Il confronto tra le due proprietà rossonere che però domani si ritroveranno a confronto in Monza-Milan
Il confronto è fin troppo semplice. Da una parte ci sarà una proprietà (Berlusconi) che a Milano ha vinto qualcosa come 29 trofei e lo ha fatto seguendo una strada che ormai in Italia è quasi definitivamente tramontata, quella del mecenatismo di un uomo che ha investito le proprie risorse e quelle delle sue aziende per fare grande una squadra di calcio. Dall’altra un fondo di gestione degli investimenti statunitense – RedBird Capital – che ha eredito la squadra da un altro fondo (Elliott), e che basa il suo progetto su un calcio più vicino allo show business che all’idea del vecchio gioco nostrano, con i conti in ordine che vengono prima di qualsiasi sogno. Scrive Tuttosport.
Quante volte, infatti, nell’ultimo mercato di gennaio si è sentito dire dai tifosi del Milan, una frase del tipo: «Se ci fosse stato Galliani, avrebbe preso qualcuno, un big scontento in qualche top club, per risollevare la squadra»? Tante. Ma quello era un Milan che puntava molto sui campioni, prima quelli da copertina, quando il calcio italiano era il re d’Europa, poi quelli con una grande carriera ma capaci di un ultimo grande ballo nella nostra Serie A. Il Milan di oggi i campioni li vuole formare e va alla ricerca di giovani talenti che abbiano nel proprio Dna le caratteristiche giuste per il proprio progetto.

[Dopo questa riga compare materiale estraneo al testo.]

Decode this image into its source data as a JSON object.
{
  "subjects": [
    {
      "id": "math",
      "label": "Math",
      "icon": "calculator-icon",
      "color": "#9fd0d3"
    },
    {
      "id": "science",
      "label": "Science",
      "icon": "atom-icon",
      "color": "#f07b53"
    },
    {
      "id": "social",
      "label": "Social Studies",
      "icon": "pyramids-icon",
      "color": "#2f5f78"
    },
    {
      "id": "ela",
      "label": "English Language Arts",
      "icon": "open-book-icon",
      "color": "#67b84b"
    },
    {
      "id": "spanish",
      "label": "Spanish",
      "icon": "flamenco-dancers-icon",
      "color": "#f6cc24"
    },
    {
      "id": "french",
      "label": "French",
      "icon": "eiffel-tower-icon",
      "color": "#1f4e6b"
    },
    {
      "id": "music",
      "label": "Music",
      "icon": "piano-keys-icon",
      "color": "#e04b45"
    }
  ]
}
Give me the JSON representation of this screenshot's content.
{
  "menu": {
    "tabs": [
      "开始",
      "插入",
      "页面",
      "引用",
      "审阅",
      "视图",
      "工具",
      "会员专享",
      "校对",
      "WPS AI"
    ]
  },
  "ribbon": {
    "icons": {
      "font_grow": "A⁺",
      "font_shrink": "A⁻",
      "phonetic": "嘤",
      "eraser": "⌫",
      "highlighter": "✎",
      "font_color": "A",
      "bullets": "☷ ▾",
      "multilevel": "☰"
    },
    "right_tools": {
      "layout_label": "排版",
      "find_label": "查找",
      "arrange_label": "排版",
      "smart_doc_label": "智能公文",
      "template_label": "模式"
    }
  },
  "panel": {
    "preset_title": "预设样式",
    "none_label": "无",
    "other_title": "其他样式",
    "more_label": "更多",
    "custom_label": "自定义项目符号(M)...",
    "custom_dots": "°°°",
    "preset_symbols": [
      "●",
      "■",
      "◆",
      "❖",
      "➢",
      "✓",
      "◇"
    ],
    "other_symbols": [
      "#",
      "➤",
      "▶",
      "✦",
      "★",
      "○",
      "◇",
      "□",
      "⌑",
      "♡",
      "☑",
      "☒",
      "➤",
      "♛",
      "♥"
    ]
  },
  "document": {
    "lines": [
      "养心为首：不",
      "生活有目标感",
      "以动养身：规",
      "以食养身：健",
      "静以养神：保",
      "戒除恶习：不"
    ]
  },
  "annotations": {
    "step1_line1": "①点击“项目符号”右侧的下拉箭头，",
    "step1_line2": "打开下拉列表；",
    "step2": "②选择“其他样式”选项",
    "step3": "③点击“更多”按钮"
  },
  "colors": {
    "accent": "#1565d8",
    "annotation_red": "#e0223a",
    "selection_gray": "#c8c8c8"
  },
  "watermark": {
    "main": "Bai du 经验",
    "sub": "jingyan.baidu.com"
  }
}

Scelte che hanno portato nel 2022 a uno scudetto per certi versi inatteso e che in questa stagione non hanno ancora raccolto i risultati sperati.
Un Milan, quello di oggi, che punta sui giovani, in particolare stranieri, perché forse costano meno e perché il bacino a disposizione è ovviamente maggiore rispetto a quello italiano dove invece i giovani buoni, seppur presenti, fanno fatica a trovare spazio. Il Milan che martedì ha sconfitto il Tottenham aveva solo un italiano in campo dall’inizio, Tonali.